KNOW ALL MEN BY THESE PRESENTS that the undersigned does hereby constitute and appoint Michael T. Dan, Austin F. Reed and Robert T. Ritter, and each of them (with full power of substitution), his true and lawful attorney-in-fact and agent to do any and all acts and things and to execute any and all instruments which, with the advice of counsel, any of said attorneys and agents may deem necessary or advisable to enable The Brink’s Company, a Virginia corporation (the “Company”), to comply with the Securities Act of 1933, as amended, and the Securities Exchange Act of 1934, as amended, and any rules, regulations and requirements of the Securities and Exchange Commission in respect thereof, in connection with the preparation and filing of the Company’s Registration Statement on Form S-8 relating to The Key Employees’ Deferred Compensation Program of The Brink’s Company (the “Form S-8”), including specifically, but without limitation, power and authority to sign his name as an officer and/or director of the Company, as the case may be, to the Form S-8 or any amendments thereto; and the undersigned does hereby ratify and confirm all that said attorneys shall do or cause to be done by virtue hereof.
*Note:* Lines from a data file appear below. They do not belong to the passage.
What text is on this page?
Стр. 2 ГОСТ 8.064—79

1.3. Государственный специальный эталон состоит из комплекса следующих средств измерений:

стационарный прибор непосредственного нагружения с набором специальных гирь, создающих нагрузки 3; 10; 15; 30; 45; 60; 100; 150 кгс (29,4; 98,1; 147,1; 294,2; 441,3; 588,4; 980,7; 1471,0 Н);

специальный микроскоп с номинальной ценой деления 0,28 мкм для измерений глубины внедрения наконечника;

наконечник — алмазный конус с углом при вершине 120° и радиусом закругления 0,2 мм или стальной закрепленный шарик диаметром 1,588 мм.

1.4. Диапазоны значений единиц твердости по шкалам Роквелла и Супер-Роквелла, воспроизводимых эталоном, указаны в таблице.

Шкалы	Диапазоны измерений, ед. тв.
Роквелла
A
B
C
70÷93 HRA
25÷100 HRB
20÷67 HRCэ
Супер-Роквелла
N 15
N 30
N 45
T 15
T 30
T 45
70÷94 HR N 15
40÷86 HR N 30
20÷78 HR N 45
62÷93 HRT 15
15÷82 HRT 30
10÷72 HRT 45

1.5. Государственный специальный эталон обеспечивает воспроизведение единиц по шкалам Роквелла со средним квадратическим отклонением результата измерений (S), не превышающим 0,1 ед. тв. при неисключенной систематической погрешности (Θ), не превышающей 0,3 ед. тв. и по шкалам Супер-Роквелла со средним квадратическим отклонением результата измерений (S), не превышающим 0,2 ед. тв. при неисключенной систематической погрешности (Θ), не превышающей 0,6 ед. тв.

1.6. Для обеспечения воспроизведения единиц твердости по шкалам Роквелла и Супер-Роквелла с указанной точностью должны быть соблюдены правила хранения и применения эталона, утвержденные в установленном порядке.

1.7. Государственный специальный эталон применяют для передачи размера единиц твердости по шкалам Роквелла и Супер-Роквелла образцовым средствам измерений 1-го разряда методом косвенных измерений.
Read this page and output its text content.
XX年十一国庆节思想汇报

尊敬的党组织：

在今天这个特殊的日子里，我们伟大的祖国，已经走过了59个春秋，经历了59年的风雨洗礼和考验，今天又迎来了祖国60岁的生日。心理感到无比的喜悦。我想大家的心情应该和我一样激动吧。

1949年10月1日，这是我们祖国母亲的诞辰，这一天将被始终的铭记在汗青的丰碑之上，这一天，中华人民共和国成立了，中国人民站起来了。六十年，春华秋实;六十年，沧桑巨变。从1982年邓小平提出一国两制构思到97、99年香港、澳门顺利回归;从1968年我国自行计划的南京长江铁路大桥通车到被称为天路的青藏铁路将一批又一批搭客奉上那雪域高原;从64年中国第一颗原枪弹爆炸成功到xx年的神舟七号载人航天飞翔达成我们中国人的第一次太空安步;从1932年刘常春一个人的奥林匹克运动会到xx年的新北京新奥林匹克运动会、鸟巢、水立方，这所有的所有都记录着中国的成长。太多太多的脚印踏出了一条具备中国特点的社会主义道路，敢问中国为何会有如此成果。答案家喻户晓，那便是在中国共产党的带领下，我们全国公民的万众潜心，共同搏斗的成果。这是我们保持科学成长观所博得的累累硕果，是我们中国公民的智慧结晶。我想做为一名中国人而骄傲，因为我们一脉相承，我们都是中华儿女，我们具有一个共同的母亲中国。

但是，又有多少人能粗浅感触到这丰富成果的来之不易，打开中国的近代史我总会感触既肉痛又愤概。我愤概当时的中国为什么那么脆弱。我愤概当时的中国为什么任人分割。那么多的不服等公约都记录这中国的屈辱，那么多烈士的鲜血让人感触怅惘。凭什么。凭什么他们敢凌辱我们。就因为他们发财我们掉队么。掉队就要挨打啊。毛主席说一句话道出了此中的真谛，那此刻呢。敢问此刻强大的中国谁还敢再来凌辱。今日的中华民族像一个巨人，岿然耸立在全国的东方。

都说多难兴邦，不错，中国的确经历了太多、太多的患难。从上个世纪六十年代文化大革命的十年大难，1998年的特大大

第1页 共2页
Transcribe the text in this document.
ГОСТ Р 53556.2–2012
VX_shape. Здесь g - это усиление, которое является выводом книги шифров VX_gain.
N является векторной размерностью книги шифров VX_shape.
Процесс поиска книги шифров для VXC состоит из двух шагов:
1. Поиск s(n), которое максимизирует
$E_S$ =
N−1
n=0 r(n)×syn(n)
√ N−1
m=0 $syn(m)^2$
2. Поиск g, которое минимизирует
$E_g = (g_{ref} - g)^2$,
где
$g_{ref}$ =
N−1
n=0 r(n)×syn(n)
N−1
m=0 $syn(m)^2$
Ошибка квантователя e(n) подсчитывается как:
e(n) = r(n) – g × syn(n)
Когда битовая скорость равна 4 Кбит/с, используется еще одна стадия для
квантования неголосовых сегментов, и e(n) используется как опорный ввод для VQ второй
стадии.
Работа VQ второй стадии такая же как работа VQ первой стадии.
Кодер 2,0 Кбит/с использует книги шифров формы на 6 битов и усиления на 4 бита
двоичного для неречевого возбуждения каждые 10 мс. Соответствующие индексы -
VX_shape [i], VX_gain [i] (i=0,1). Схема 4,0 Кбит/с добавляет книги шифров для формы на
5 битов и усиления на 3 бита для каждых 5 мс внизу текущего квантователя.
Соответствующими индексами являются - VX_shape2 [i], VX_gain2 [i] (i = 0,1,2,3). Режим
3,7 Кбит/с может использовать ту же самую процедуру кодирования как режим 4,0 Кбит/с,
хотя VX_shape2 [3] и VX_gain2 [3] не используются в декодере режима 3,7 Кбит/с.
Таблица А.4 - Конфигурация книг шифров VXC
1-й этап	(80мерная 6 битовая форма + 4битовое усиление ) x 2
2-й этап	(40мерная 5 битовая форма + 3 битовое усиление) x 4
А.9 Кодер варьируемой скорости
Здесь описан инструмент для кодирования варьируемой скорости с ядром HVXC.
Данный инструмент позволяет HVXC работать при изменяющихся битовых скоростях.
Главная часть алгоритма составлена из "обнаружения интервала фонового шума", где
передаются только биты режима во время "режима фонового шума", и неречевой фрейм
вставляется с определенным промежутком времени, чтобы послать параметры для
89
IN WITNESS WHEREOF, I have hereunto set my hand this 2nd day of October, 2007.

 

/s/ Timothy Smart

Timothy Smart


POWER OF ATTORNEY

KNOW ALL MEN BY THESE PRESENTS that the undersigned does hereby constitute and appoint Michael T. Dan, Austin F. Reed and Robert T. Ritter, and each of them (with full power of substitution), his true and lawful attorney-in-fact and agent to do any and all acts and things and to execute any and all instruments which, with the advice of counsel, any of said attorneys and agents may deem necessary or advisable to enable The Brink’s Company, a Virginia corporation (the “Company”), to comply with the Securities Act of 1933, as amended, and the Securities Exchange Act of 1934, as amended, and any rules, regulations and requirements of the Securities and Exchange Commission in respect thereof, in connection with the preparation and filing of the Company’s Registration Statement on Form S-8 relating to The Key Employees’ Deferred Compensation Program of The Brink’s Company (the “Form S-8”), including specifically, but without limitation, power and authority to sign his name as an officer and/or director of the Company, as the case may be, to the Form S-8 or any amendments thereto; and the undersigned does hereby ratify and confirm all that said attorneys shall do or cause to be done by virtue hereof.

IN WITNESS WHEREOF, I have hereunto set my hand this 1st day of October, 2007.